The strategy we decided is to spin up a new MQTT broker (another Mosquitto instance), with the proper authentication in place. This new broker is configured as a bidirectional bridge with the old broker on the topics application/# and gateway#, so that all traffic published on either broker is forwarded to the other. After this, we planned to switch over each of the components of the Chirpstack v3 stack, one at a time, so that, at every moment, we had a fully functional system, with as little downtime as possible.
With every component, the entire switchover procedure was to change the server directive from "tcp://{OLDBROKER}:1883" to "ssl://{NEWBROKER}:8883", add username=... and password=... as required, and restart the component. No other directive of the component was supposed to be changed.

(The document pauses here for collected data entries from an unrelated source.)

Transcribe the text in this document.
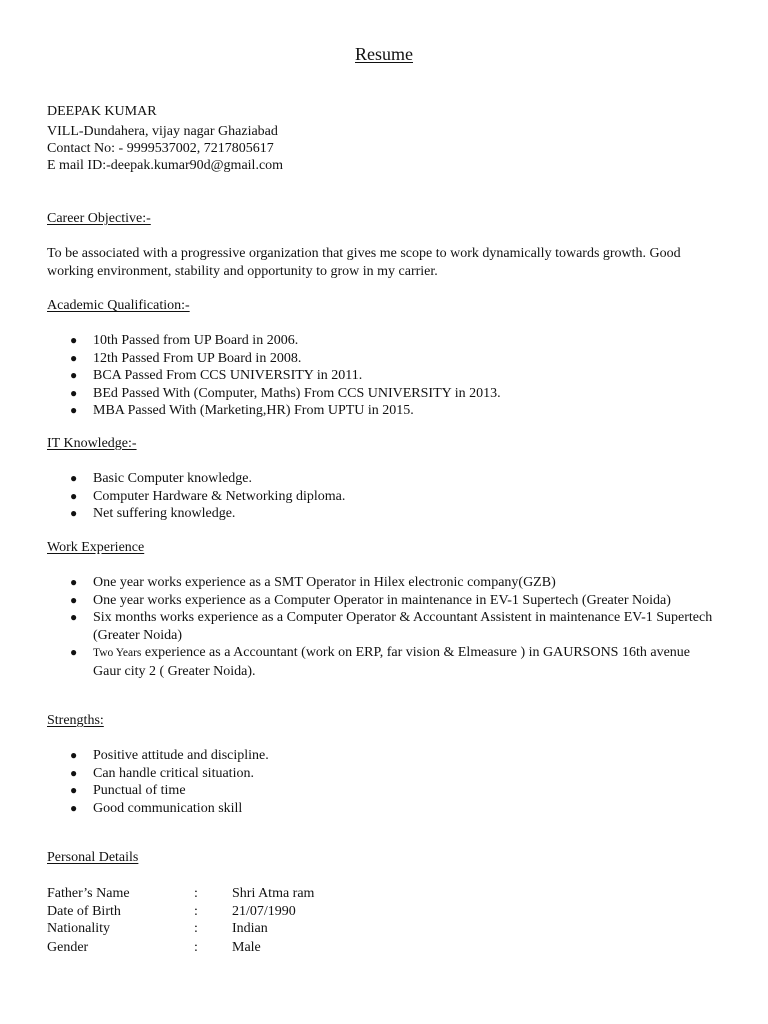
Resume
DEEPAK KUMAR
VILL-Dundahera, vijay nagar Ghaziabad
Contact No: - 9999537002, 7217805617
E mail ID:-deepak.kumar90d@gmail.com
Career Objective:-
To be associated with a progressive organization that gives me scope to work dynamically towards growth. Good working environment, stability and opportunity to grow in my carrier.
Academic Qualification:-
● 10th Passed from UP Board in 2006.
● 12th Passed From UP Board in 2008.
● BCA Passed From CCS UNIVERSITY in 2011.
● BEd Passed With (Computer, Maths) From CCS UNIVERSITY in 2013.
● MBA Passed With (Marketing,HR) From UPTU in 2015.
IT Knowledge:-
● Basic Computer knowledge.
● Computer Hardware & Networking diploma.
● Net suffering knowledge.
Work Experience
● One year works experience as a SMT Operator in Hilex electronic company(GZB)
● One year works experience as a Computer Operator in maintenance in EV-1 Supertech (Greater Noida)
● Six months works experience as a Computer Operator & Accountant Assistent in maintenance EV-1 Supertech (Greater Noida)
● Two Years experience as a Accountant (work on ERP, far vision & Elmeasure ) in GAURSONS 16th avenue Gaur city 2 ( Greater Noida).
Strengths:
● Positive attitude and discipline.
● Can handle critical situation.
● Punctual of time
● Good communication skill
Personal Details
Father’s Name	: Shri Atma ram
Date of Birth	: 21/07/1990
Nationality	: Indian
Gender	: Male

We started with the chirpstack-application-server component. The switchover was completed, with apparently no issues.
When we tried next to do the same to one of our network servers (the AU915 one), we realized that the amount of messages published by the application server to the topics under application/# dropped to almost (but not exactly) zero. Instead of several application packets published per second, there were only one every minute or so. Obviously there is a huge packet loss somewhere. The only way to fix this so far is reverting the change and switching the network server back to the old broker.
We have already checked the following:
- The new broker uses the mosquitto dynauth plugin. The ACLs for both the application server and the network server appear to be OK, and such an incompatibility would be inconsistent with the observation that a few packets manage to be published, just not all the expected amount.
- The Google AI first suggested that there might be a false loop detection caused by the MQTT bridge configuration. Changing this as suggested had no effect.
- Then the Google AI suggested flushing the redis cache and immediately restarting the network server with the new broker. This also had no effect, and I think it additionally caused a few cached OTAA sessions to be lost.
The packets seem to reach the network server in both cases (old and new broker), but when switching over to the new broker, something causes the network server to ignore most of the traffic. I enabled log_level=5 for debug, and I see the SQL queries to Postgresql, but no further clue of why most of the gateway traffic is ignored.